Donc, cette conscience ne peut, ne devrait pas être détériorée de quelque manière que ce soit. On voit tout de suite qu’il y a un paradoxe, parce qu’il se pourrait bien, que c’est en expérimentant ce qui l’altère et l’abîme, c’est-à-dire en allant dans les zones d’inconfort, que sa véritable valeur ou acuité prenne sa meilleure place. C’est quand je risque de la perdre, que je me rends compte combien cette conscience est précieuse.

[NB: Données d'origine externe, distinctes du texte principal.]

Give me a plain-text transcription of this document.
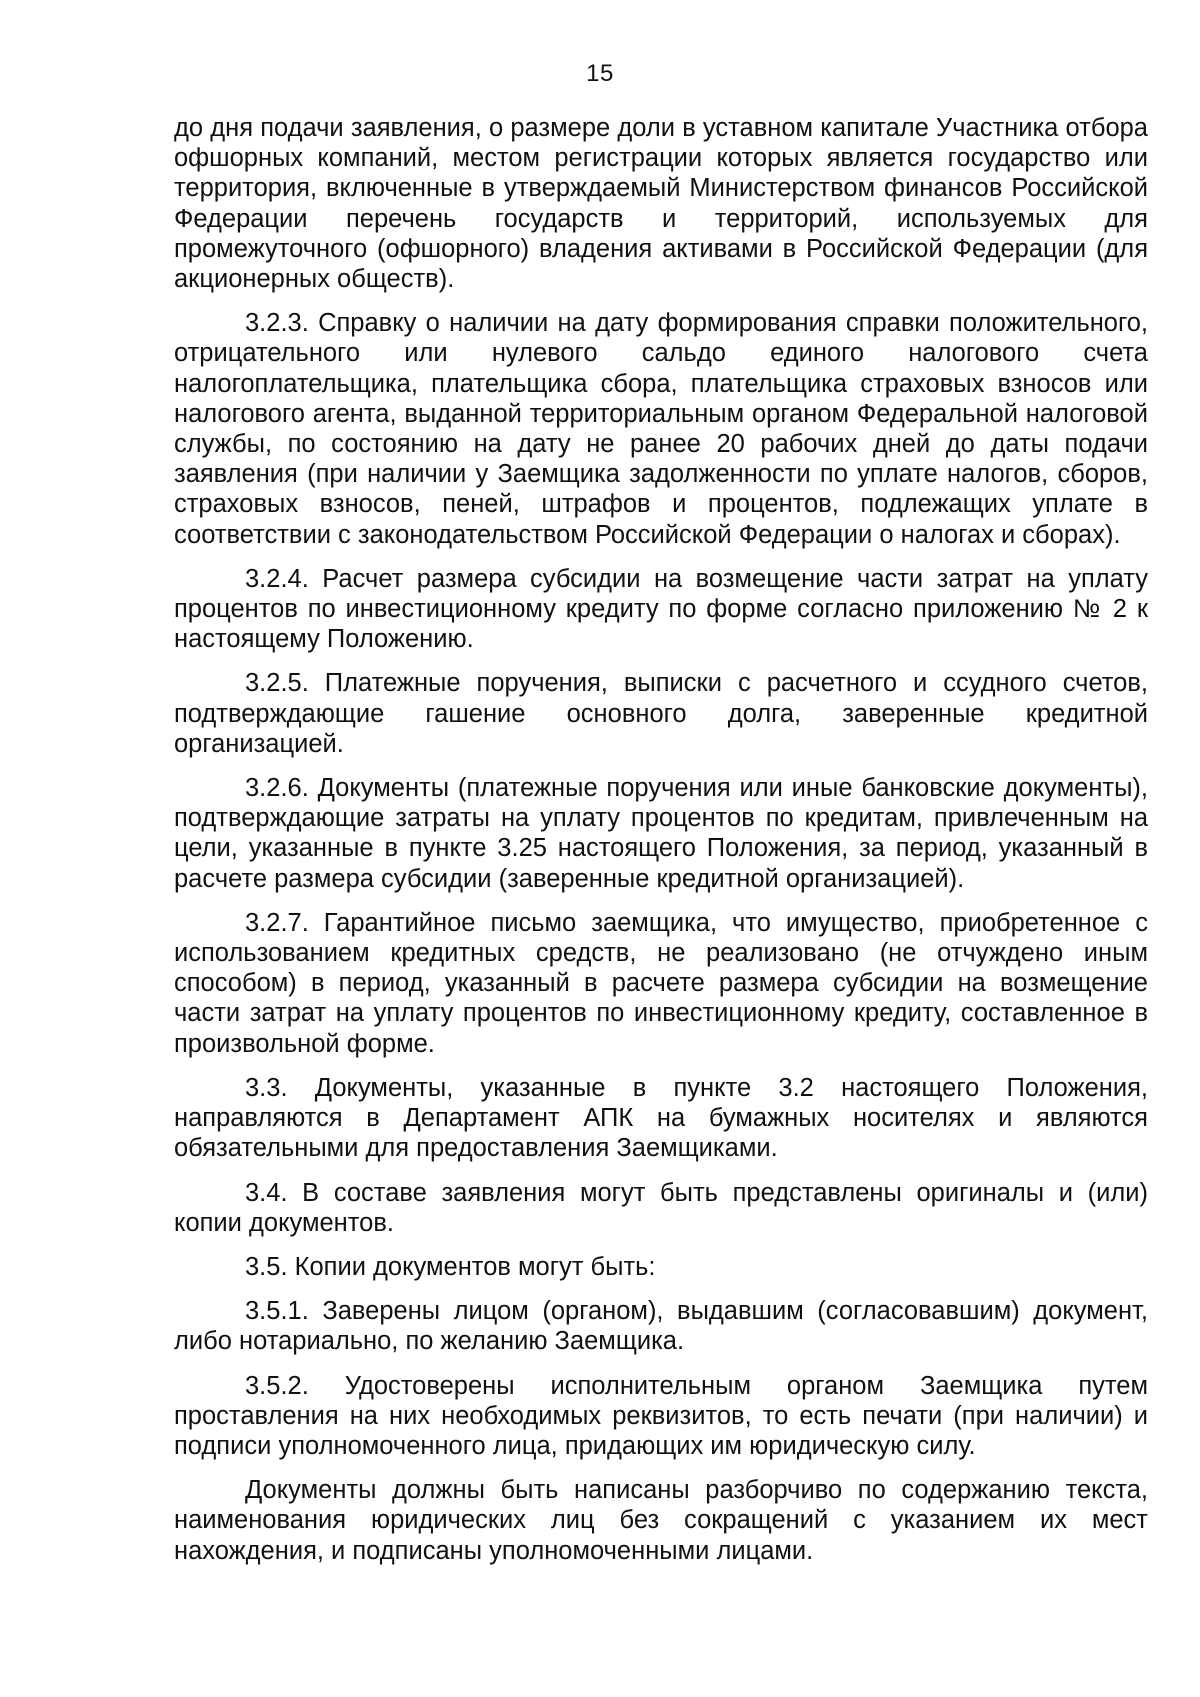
15

до дня подачи заявления, о размере доли в уставном капитале Участника отбора офшорных компаний, местом регистрации которых является государство или территория, включенные в утверждаемый Министерством финансов Российской Федерации перечень государств и территорий, используемых для промежуточного (офшорного) владения активами в Российской Федерации (для акционерных обществ).

3.2.3. Справку о наличии на дату формирования справки положительного, отрицательного или нулевого сальдо единого налогового счета налогоплательщика, плательщика сбора, плательщика страховых взносов или налогового агента, выданной территориальным органом Федеральной налоговой службы, по состоянию на дату не ранее 20 рабочих дней до даты подачи заявления (при наличии у Заемщика задолженности по уплате налогов, сборов, страховых взносов, пеней, штрафов и процентов, подлежащих уплате в соответствии с законодательством Российской Федерации о налогах и сборах).

3.2.4. Расчет размера субсидии на возмещение части затрат на уплату процентов по инвестиционному кредиту по форме согласно приложению № 2 к настоящему Положению.

3.2.5. Платежные поручения, выписки с расчетного и ссудного счетов, подтверждающие гашение основного долга, заверенные кредитной организацией.

3.2.6. Документы (платежные поручения или иные банковские документы), подтверждающие затраты на уплату процентов по кредитам, привлеченным на цели, указанные в пункте 3.25 настоящего Положения, за период, указанный в расчете размера субсидии (заверенные кредитной организацией).

3.2.7. Гарантийное письмо заемщика, что имущество, приобретенное с использованием кредитных средств, не реализовано (не отчуждено иным способом) в период, указанный в расчете размера субсидии на возмещение части затрат на уплату процентов по инвестиционному кредиту, составленное в произвольной форме.

3.3. Документы, указанные в пункте 3.2 настоящего Положения, направляются в Департамент АПК на бумажных носителях и являются обязательными для предоставления Заемщиками.

3.4. В составе заявления могут быть представлены оригиналы и (или) копии документов.

3.5. Копии документов могут быть:

3.5.1. Заверены лицом (органом), выдавшим (согласовавшим) документ, либо нотариально, по желанию Заемщика.

3.5.2. Удостоверены исполнительным органом Заемщика путем проставления на них необходимых реквизитов, то есть печати (при наличии) и подписи уполномоченного лица, придающих им юридическую силу.

Документы должны быть написаны разборчиво по содержанию текста, наименования юридических лиц без сокращений с указанием их мест нахождения, и подписаны уполномоченными лицами.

Elle ne prend sa valeur, que lorsque j’expérimente…

  • Nous avons eu un pratiquant qui, un jour, est venu me dire avec beaucoup d’humilité qu’il ne pouvait plus travailler, parce qu’il s’était abîmé le cerveau avec duhaschich ; par moments il était très bien, tenait des propos très intelligents, et à d’autres il était complètement azimuté.

J’en ai parlé avec une amie magistrate qui, à l’époque, après avoir « fait » les divorces à Lyon, « faisait » à Toulon, le juge des libertés et de la détention. Il y a un juge d’instruction qui ne met plus en prison. C’est un jugement différent qui décide d’embastiller les gens ; une des fonctions de ce juge (post juge d’instruction), ce n’est pas seulement de mettre les gens en prison, mais aussi de vérifier qu’il n’y a pas d’internements abusifs dans les asiles psychiatriques. Cela ne se sait pas, mais c’est contrôlé, ce qui est précieux dans une démocratie.

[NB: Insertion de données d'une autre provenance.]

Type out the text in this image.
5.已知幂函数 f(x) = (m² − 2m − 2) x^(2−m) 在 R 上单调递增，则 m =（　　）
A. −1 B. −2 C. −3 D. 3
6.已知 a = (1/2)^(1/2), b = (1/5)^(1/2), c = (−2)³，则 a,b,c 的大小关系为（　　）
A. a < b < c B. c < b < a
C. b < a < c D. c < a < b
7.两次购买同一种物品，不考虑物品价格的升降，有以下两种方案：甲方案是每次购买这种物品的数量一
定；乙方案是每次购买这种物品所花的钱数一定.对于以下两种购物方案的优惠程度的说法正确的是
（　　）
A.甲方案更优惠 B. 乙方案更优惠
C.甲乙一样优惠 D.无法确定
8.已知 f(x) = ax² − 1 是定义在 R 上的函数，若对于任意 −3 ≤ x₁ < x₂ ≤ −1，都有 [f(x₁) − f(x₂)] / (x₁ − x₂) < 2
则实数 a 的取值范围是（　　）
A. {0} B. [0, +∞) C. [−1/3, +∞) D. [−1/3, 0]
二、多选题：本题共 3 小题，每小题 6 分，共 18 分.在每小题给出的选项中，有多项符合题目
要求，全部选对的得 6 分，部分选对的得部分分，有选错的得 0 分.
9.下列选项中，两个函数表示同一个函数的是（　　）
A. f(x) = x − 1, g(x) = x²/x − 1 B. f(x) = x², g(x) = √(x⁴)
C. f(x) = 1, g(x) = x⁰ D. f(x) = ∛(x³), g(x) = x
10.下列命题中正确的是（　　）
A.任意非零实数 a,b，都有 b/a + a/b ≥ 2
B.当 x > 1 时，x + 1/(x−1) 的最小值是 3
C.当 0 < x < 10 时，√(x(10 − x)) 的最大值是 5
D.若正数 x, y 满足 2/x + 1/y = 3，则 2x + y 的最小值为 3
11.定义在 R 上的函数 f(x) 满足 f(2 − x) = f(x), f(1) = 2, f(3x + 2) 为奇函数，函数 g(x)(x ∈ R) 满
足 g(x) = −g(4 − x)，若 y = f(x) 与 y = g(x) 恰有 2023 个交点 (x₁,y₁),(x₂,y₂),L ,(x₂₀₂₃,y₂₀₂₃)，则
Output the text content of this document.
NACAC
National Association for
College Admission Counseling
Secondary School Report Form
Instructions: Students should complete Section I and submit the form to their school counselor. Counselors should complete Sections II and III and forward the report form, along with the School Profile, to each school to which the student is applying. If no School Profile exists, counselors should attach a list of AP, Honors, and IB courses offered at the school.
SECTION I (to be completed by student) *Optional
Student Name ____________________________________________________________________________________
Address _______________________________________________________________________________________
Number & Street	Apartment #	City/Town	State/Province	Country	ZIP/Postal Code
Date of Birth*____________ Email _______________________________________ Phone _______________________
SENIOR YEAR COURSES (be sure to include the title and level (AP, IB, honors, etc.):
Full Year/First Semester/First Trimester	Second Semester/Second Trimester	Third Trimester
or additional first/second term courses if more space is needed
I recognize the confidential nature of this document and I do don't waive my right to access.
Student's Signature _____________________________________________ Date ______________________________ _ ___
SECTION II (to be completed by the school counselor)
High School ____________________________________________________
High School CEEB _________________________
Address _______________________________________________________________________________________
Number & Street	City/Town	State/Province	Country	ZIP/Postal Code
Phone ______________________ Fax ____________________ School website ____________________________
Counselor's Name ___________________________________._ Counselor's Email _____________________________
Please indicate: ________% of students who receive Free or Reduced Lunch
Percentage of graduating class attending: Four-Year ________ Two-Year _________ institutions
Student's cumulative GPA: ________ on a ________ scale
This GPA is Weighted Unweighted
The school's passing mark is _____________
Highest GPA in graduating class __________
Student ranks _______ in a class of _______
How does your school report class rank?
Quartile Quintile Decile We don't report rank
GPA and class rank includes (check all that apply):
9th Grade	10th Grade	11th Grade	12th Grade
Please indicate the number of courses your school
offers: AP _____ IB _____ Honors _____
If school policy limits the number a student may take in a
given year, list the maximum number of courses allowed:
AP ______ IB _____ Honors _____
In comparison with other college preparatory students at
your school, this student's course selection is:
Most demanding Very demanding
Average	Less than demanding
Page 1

Cette amie magistrate m’a dit : « Tu ne peux pas t’imaginer, le nombre de jeunes destructurés, qui sont comme des zombies, au travers de la drogue à haute dose. Pas récréatif comme une clope ou un verre de bière un samedi soir, mais à haute dose. C’est là que la vigilance est au rendez-vous.

Comment je fais, pour passer du simple récréatif, à ce qui va me magnétiser vers l’addictif et l’abîme ? C’est un peu comme quand on est mentalement fasciné par les scenarios du pire : « J’ai une idée noire, elle est fausse, je la tournicote tellement que je la prends pour vraie, comme un mirage ». Rappelez-vous ce que l’on évoquait tout à l’heure : plus je la rumine mentalement, plus elle prend de l’ampleur et de la résistance, et moins je suis conscient du monde extérieur.

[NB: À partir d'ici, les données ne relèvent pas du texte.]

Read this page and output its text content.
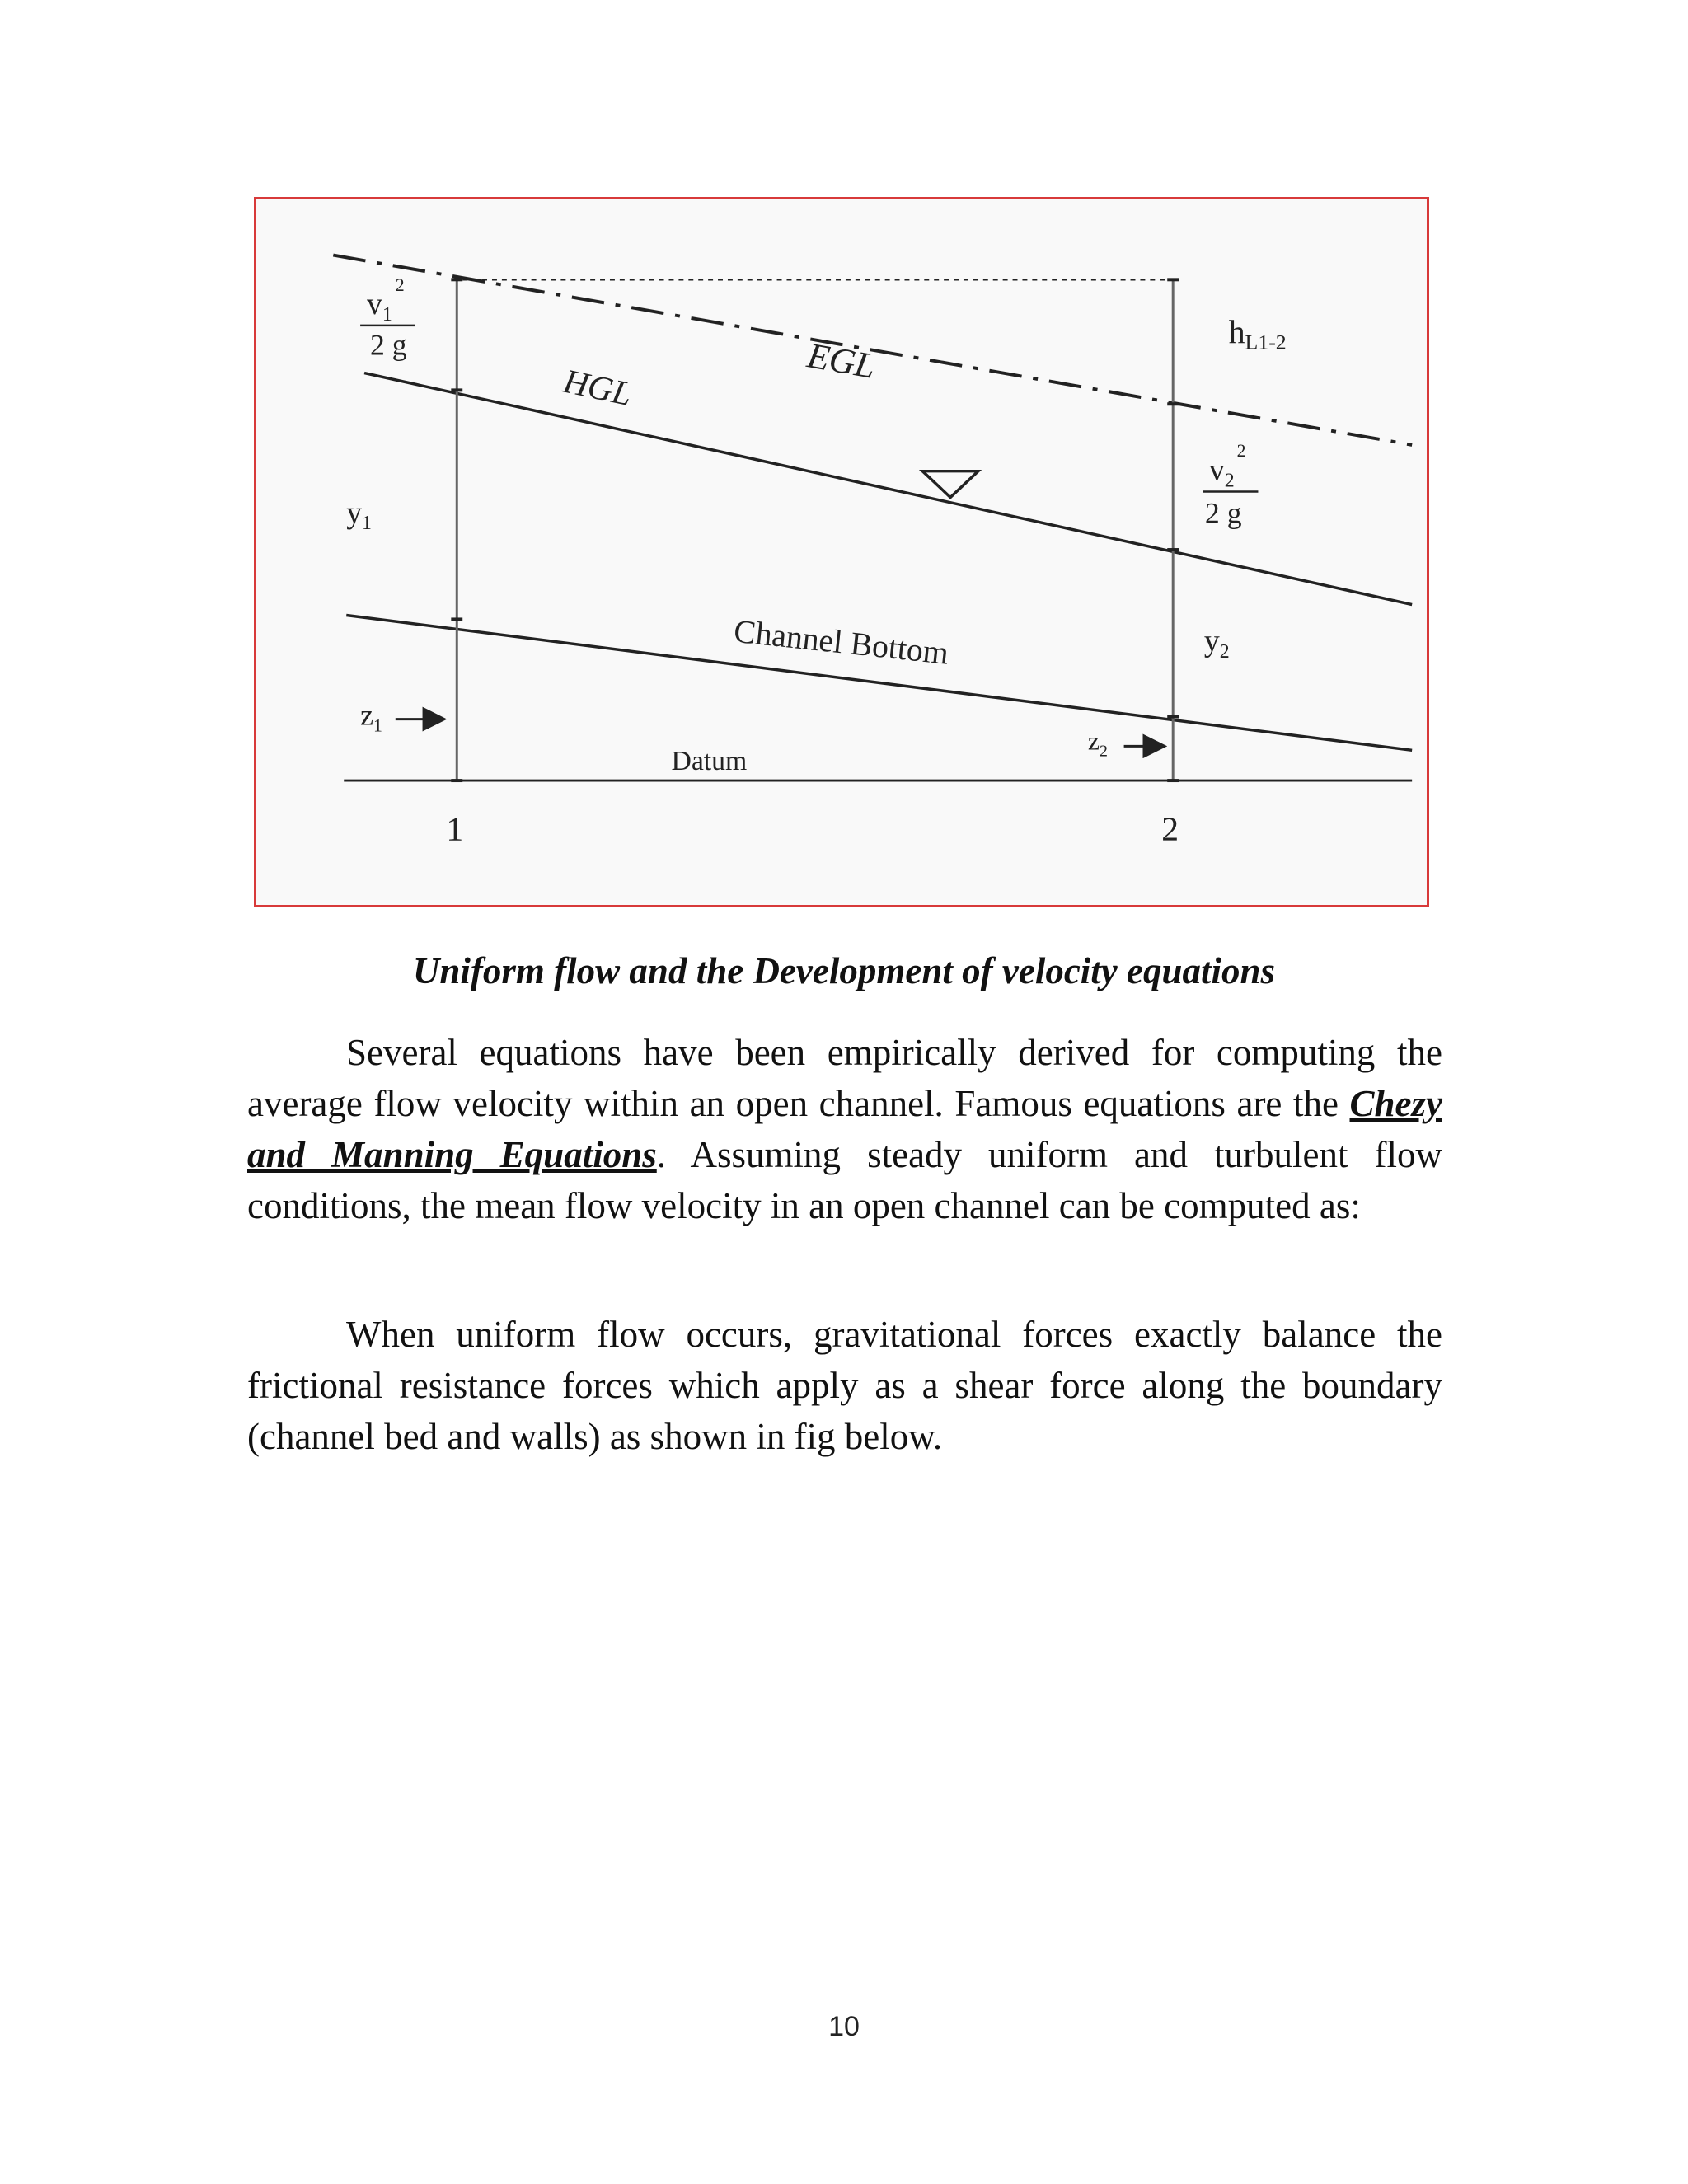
$v_1$
2
2 g	EGL
HGL
$h_{L1-2}$
$v_2$
2
2 g
$y_1$
$y_2$
Channel Bottom
$z_1$
$z_2$
Datum
1	2
Uniform flow and the Development of velocity equations

Several equations have been empirically derived for computing the average flow velocity within an open channel. Famous equations are the Chezy and Manning Equations. Assuming steady uniform and turbulent flow conditions, the mean flow velocity in an open channel can be computed as:

When uniform flow occurs, gravitational forces exactly balance the frictional resistance forces which apply as a shear force along the boundary (channel bed and walls) as shown in fig below.

10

C’est pour cela, que Dogen et les autres disent : « C’est quoi la voie du Bouddha ? Ce sont les graviers, les tuiles, les piliers, les arbres, les feuilles ». Ce n’est que ça ? C’est vachement important ! C’est ça qui va me permettre de me rendre compte que mes vidéos mentales sont un monde faux, un monde qui n’existe pas.

Cette prise de conscience est radicale ; c’est comme ce qui est chanté dans Le cœur de la Grande Sagesse : « Vous faites table rase ? Amusez-vous à faire table rase ».

  • Et qu’est-ce que je deviens moi ?
  • Le saut dans le vide, le lâcher prise ; je ne tiens plus à rien.
  • Aaahhh ! Qu’est-ce que je deviens ? Au moment de la réflexion, j’ai comme un sentiment d’urgence.

A partir du moment où on a pu expérimenter que via la pratique, il y a des choses qui changent en termes de clarté, ce sentiment d’urgence se traduit par ce que disent les Anciens : « Pratiquer comme si on avait un feu à éteindre sur sa tête, avec la même urgence ».

Qu’est-ce qu’on attend, et pourquoi tergiverse-t-on ? C’est une question à laquelle je ne peux pas encore répondre. Il y a toujours de bonnes raisons : « Je pars en week-end ». Est-ce qu’on mesure suffisamment l’importance de l’enjeu ? Il ne semble pas. Les Bouddhas et les Bodhisattvas, eux, ne tergiversent pas !

Qu’est-ce qui affecte la clairvoyance, la conscience et la clarté d’esprit ? Quelles sont les mille modalités d’altération de la conscience ? Le sommeil (quand je dors, je ne suis pas conscient ; parfois oui, de temps en temps, mais souvent non), la léthargie, l’anesthésie, le coma, la mort…

En partant de l’idée que le cerveau s’autorise une conscience à partir de 18 mois parce qu’il y a une maturité, si j’enlève le cerveau (c’est-à-dire si je suis ce que l’on appelle aujourd’hui dans un état de mort clinique), où est la conscience à ce niveau-là ? Cela devient de la métaphysique ; à chacun ses conceptions plus ou moins théistes d’une âme après la mort…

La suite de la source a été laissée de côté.